Korea Plans to Eliminate Certain Requirements for Foreign Medical Devices

In a move that is likely to ease the way for foreign medical device manufacturers, the KFDA is planning to eliminate certain requirements for certificates of product approval. Manufacturers must currently submit a copy of the product approval in the country of manufacture, the approved technical file, the approved type test, and a list of the facilities.

Currently, medical devices manufactured outside of Korea must be approved in their country of manufacture before they can receive product approval in Korea. The manufacturer must submit a valid certificate issued by the government within the last two years. However, the KFDA is currently taking steps to eliminate this requirement. In the future, foreign device manufacturers would be able to apply for product approval in Korea before receiving approval elsewhere. This change is expected to be implemented mid-2009.

While the approved technical file will still be necessary, the KFDA also plans to eliminate the requirements for a copy of the approved type test, as well as a list of the manufacturing facilities. The type tests are conducted by a KFDA-registered third-party lab that physically tests samples submitted by the manufacturer. These changes should also be implemented mid-2009.
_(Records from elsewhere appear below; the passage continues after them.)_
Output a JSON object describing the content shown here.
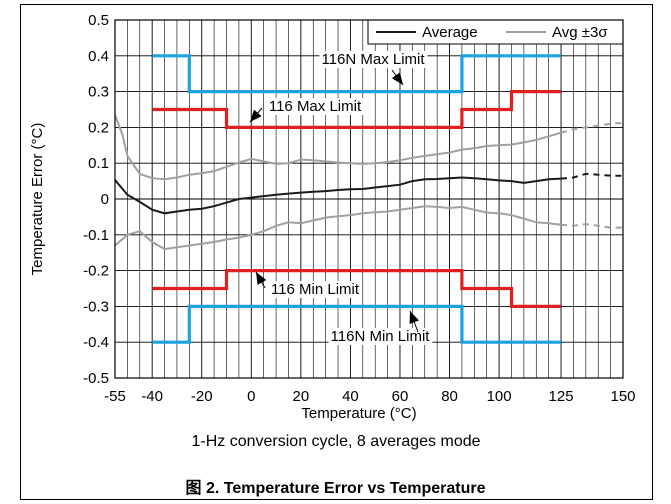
{
  "chart_data": {
    "type": "line",
    "xlabel": "Temperature (°C)",
    "ylabel": "Temperature Error (°C)",
    "subtitle": "1-Hz conversion cycle, 8 averages mode",
    "xlim": [
      -55,
      150
    ],
    "ylim": [
      -0.5,
      0.5
    ],
    "x_ticks": [
      -55,
      -40,
      -20,
      0,
      20,
      40,
      60,
      80,
      100,
      125,
      150
    ],
    "x_tick_labels": [
      "-55",
      "-40",
      "-20",
      "0",
      "20",
      "40",
      "60",
      "80",
      "100",
      "125",
      "150"
    ],
    "y_ticks": [
      -0.5,
      -0.4,
      -0.3,
      -0.2,
      -0.1,
      0,
      0.1,
      0.2,
      0.3,
      0.4,
      0.5
    ],
    "y_tick_labels": [
      "-0.5",
      "-0.4",
      "-0.3",
      "-0.2",
      "-0.1",
      "0",
      "0.1",
      "0.2",
      "0.3",
      "0.4",
      "0.5"
    ],
    "grid": true,
    "legend_position": "top-right",
    "legend": [
      {
        "label": "Average",
        "color": "#1a1a1a"
      },
      {
        "label": "Avg ±3σ",
        "color": "#a0a0a0"
      }
    ],
    "series": [
      {
        "name": "Average",
        "color": "#1a1a1a",
        "style": "solid",
        "x": [
          -55,
          -50,
          -45,
          -40,
          -35,
          -30,
          -25,
          -20,
          -15,
          -10,
          -5,
          0,
          5,
          10,
          15,
          20,
          25,
          30,
          35,
          40,
          45,
          50,
          55,
          60,
          65,
          70,
          75,
          80,
          85,
          90,
          95,
          100,
          105,
          110,
          115,
          120,
          125
        ],
        "y": [
          0.053,
          0.012,
          -0.008,
          -0.03,
          -0.04,
          -0.035,
          -0.03,
          -0.027,
          -0.02,
          -0.01,
          0.0,
          0.004,
          0.008,
          0.012,
          0.015,
          0.018,
          0.02,
          0.022,
          0.025,
          0.027,
          0.028,
          0.032,
          0.036,
          0.04,
          0.05,
          0.055,
          0.056,
          0.058,
          0.06,
          0.058,
          0.055,
          0.052,
          0.05,
          0.045,
          0.05,
          0.055,
          0.057
        ]
      },
      {
        "name": "Average (extrapolated)",
        "color": "#1a1a1a",
        "style": "dashed",
        "x": [
          125,
          130,
          135,
          140,
          145,
          150
        ],
        "y": [
          0.057,
          0.06,
          0.07,
          0.068,
          0.065,
          0.065
        ]
      },
      {
        "name": "Avg ±3σ (upper)",
        "color": "#a0a0a0",
        "style": "solid",
        "x": [
          -55,
          -52,
          -50,
          -45,
          -40,
          -35,
          -30,
          -25,
          -20,
          -15,
          -10,
          -5,
          0,
          5,
          10,
          15,
          20,
          25,
          30,
          35,
          40,
          45,
          50,
          55,
          60,
          65,
          70,
          75,
          80,
          85,
          90,
          95,
          100,
          105,
          110,
          115,
          120,
          125
        ],
        "y": [
          0.235,
          0.18,
          0.12,
          0.07,
          0.058,
          0.055,
          0.06,
          0.068,
          0.072,
          0.078,
          0.09,
          0.102,
          0.112,
          0.105,
          0.098,
          0.1,
          0.11,
          0.108,
          0.105,
          0.102,
          0.1,
          0.098,
          0.1,
          0.103,
          0.108,
          0.115,
          0.12,
          0.125,
          0.13,
          0.138,
          0.142,
          0.148,
          0.15,
          0.152,
          0.158,
          0.165,
          0.175,
          0.185
        ]
      },
      {
        "name": "Avg ±3σ upper (extrapolated)",
        "color": "#a0a0a0",
        "style": "dashed",
        "x": [
          125,
          130,
          135,
          140,
          145,
          150
        ],
        "y": [
          0.185,
          0.195,
          0.2,
          0.205,
          0.21,
          0.213
        ]
      },
      {
        "name": "Avg ±3σ (lower)",
        "color": "#a0a0a0",
        "style": "solid",
        "x": [
          -55,
          -50,
          -45,
          -40,
          -35,
          -30,
          -25,
          -20,
          -15,
          -10,
          -5,
          0,
          5,
          10,
          15,
          20,
          25,
          30,
          35,
          40,
          45,
          50,
          55,
          60,
          65,
          70,
          75,
          80,
          85,
          90,
          95,
          100,
          105,
          110,
          115,
          120,
          125
        ],
        "y": [
          -0.13,
          -0.1,
          -0.09,
          -0.12,
          -0.14,
          -0.135,
          -0.13,
          -0.125,
          -0.12,
          -0.113,
          -0.108,
          -0.1,
          -0.09,
          -0.075,
          -0.065,
          -0.068,
          -0.06,
          -0.052,
          -0.048,
          -0.045,
          -0.04,
          -0.037,
          -0.035,
          -0.03,
          -0.025,
          -0.02,
          -0.022,
          -0.025,
          -0.022,
          -0.03,
          -0.038,
          -0.04,
          -0.045,
          -0.055,
          -0.065,
          -0.068,
          -0.072
        ]
      },
      {
        "name": "Avg ±3σ lower (extrapolated)",
        "color": "#a0a0a0",
        "style": "dashed",
        "x": [
          125,
          130,
          135,
          140,
          145,
          150
        ],
        "y": [
          -0.072,
          -0.075,
          -0.07,
          -0.075,
          -0.08,
          -0.08
        ]
      },
      {
        "name": "116N Max Limit",
        "color": "#1aa3e0",
        "style": "step",
        "x": [
          -40,
          -25,
          -25,
          85,
          85,
          125
        ],
        "y": [
          0.4,
          0.4,
          0.3,
          0.3,
          0.4,
          0.4
        ]
      },
      {
        "name": "116 Max Limit",
        "color": "#e02020",
        "style": "step",
        "x": [
          -40,
          -10,
          -10,
          85,
          85,
          105,
          105,
          125
        ],
        "y": [
          0.25,
          0.25,
          0.2,
          0.2,
          0.25,
          0.25,
          0.3,
          0.3
        ]
      },
      {
        "name": "116 Min Limit",
        "color": "#e02020",
        "style": "step",
        "x": [
          -40,
          -10,
          -10,
          85,
          85,
          105,
          105,
          125
        ],
        "y": [
          -0.25,
          -0.25,
          -0.2,
          -0.2,
          -0.25,
          -0.25,
          -0.3,
          -0.3
        ]
      },
      {
        "name": "116N Min Limit",
        "color": "#1aa3e0",
        "style": "step",
        "x": [
          -40,
          -25,
          -25,
          85,
          85,
          125
        ],
        "y": [
          -0.4,
          -0.4,
          -0.3,
          -0.3,
          -0.4,
          -0.4
        ]
      }
    ],
    "annotations": [
      {
        "text": "116N Max Limit",
        "arrow_to": [
          70,
          0.3
        ]
      },
      {
        "text": "116 Max Limit",
        "arrow_to": [
          -10,
          0.2
        ]
      },
      {
        "text": "116 Min Limit",
        "arrow_to": [
          -10,
          -0.2
        ]
      },
      {
        "text": "116N Min Limit",
        "arrow_to": [
          70,
          -0.3
        ]
      }
    ]
  },
  "caption": "图 2. Temperature Error vs Temperature"
}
To make the product approval process more efficient, the KFDA also recently announced a new risk classification system, which will be effective beginning July 1, 2009. The current risk classification system has four classes that encompass 1,012 classifications: Class I, or low risk, contains classifications such as surgical instruments; Class II, or low-moderate risk, contains classifications like hypodermic needles; Class III, high-moderate risk, contains devices such as orthopedic implants; and Class IV, high risk, contains devices such as implantable defibrillators. The new system will contain around 2,000 classifications separated into the four risk classes.

For pre-market approval, device manufacturers with Class II-IV devices are required to obtain a certificate of product approval, a device business license, and KGMP certification. The product approval certificate and business license are permanent, but the KGMP certificate is only valid for three years and will need to be renewed. Manufacturers of Class I devices only need a certificate of product notification rather than the certificate of product approval, although the business license and KGMP certification are still required.